When I told the Geek behind the counter that this was unacceptable, he told me, "That's just the way it is."  Marvellous.  An excellent way to keep my rising anger in check. 

I left the computer there for repair.  After all, I had paid for maintenance, and I was going to get my money's worth.  I do have another computer in my home office I can use with a little tweaking.  But what if I didn't? 

Now we get to the new business continuity formula: BC = Vendor * Technical Staff, or in this case BC = Best Buy * Geek Squad.  BC (business continuity) is ranked on a scale from 0 to 25, with 25 being the highest level of BC protection.  Vendor and Technical Staff are each ranked on a scale from 0 to 5, with five being the best.
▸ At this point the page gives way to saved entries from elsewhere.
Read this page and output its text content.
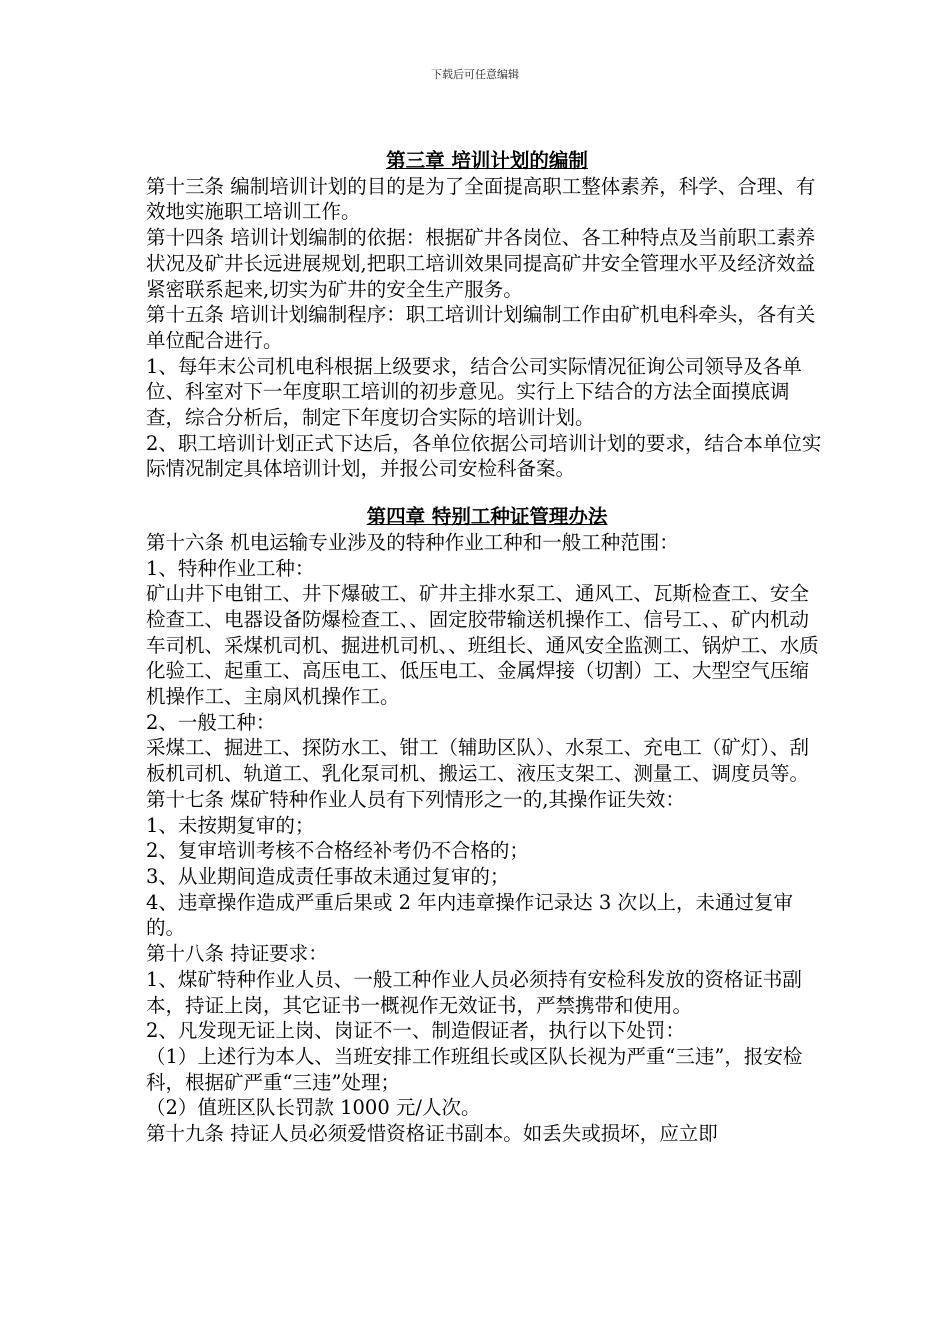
下载后可任意编辑

第三章 培训计划的编制

第十三条 编制培训计划的目的是为了全面提高职工整体素养，科学、合理、有效地实施职工培训工作。

第十四条 培训计划编制的依据：根据矿井各岗位、各工种特点及当前职工素养状况及矿井长远进展规划,把职工培训效果同提高矿井安全管理水平及经济效益紧密联系起来,切实为矿井的安全生产服务。

第十五条 培训计划编制程序：职工培训计划编制工作由矿机电科牵头，各有关单位配合进行。

1、每年末公司机电科根据上级要求，结合公司实际情况征询公司领导及各单位、科室对下一年度职工培训的初步意见。实行上下结合的方法全面摸底调查，综合分析后，制定下年度切合实际的培训计划。

2、职工培训计划正式下达后，各单位依据公司培训计划的要求，结合本单位实际情况制定具体培训计划，并报公司安检科备案。

第四章 特别工种证管理办法

第十六条 机电运输专业涉及的特种作业工种和一般工种范围：

1、特种作业工种：

矿山井下电钳工、井下爆破工、矿井主排水泵工、通风工、瓦斯检查工、安全检查工、电器设备防爆检查工、、固定胶带输送机操作工、信号工、、矿内机动车司机、采煤机司机、掘进机司机、、班组长、通风安全监测工、锅炉工、水质化验工、起重工、高压电工、低压电工、金属焊接（切割）工、大型空气压缩机操作工、主扇风机操作工。

2、一般工种：

采煤工、掘进工、探防水工、钳工（辅助区队）、水泵工、充电工（矿灯）、刮板机司机、轨道工、乳化泵司机、搬运工、液压支架工、测量工、调度员等。

第十七条 煤矿特种作业人员有下列情形之一的,其操作证失效：

1、未按期复审的；

2、复审培训考核不合格经补考仍不合格的；

3、从业期间造成责任事故未通过复审的；

4、违章操作造成严重后果或 2 年内违章操作记录达 3 次以上，未通过复审的。

第十八条 持证要求：

1、煤矿特种作业人员、一般工种作业人员必须持有安检科发放的资格证书副本，持证上岗，其它证书一概视作无效证书，严禁携带和使用。

2、凡发现无证上岗、岗证不一、制造假证者，执行以下处罚：

（1）上述行为本人、当班安排工作班组长或区队长视为严重“三违”，报安检科，根据矿严重“三违”处理；

（2）值班区队长罚款 1000 元/人次。

第十九条 持证人员必须爱惜资格证书副本。如丢失或损坏，应立即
In this case, I give Best Buy a zero.  I was misinformed at time of purchase.  In addition, the central repair policy is an anathema (bad news) for home office or small business customers.  Further, the Geek Squad receives a zero for incompetence and general lack of customer service skills.  Therefore, the BC ranking for my experience is ZERO.

I love my HP, but I will never buy another business system from Best Buy.  I also learned a valuable lesson, one I hadn't needed when dealing directly with Compaq or Dell; never trust the salesperson to provide accurate information about maintenance agreements.  Always check with the actual techs to make sure you are covered against four to six week business interruptions.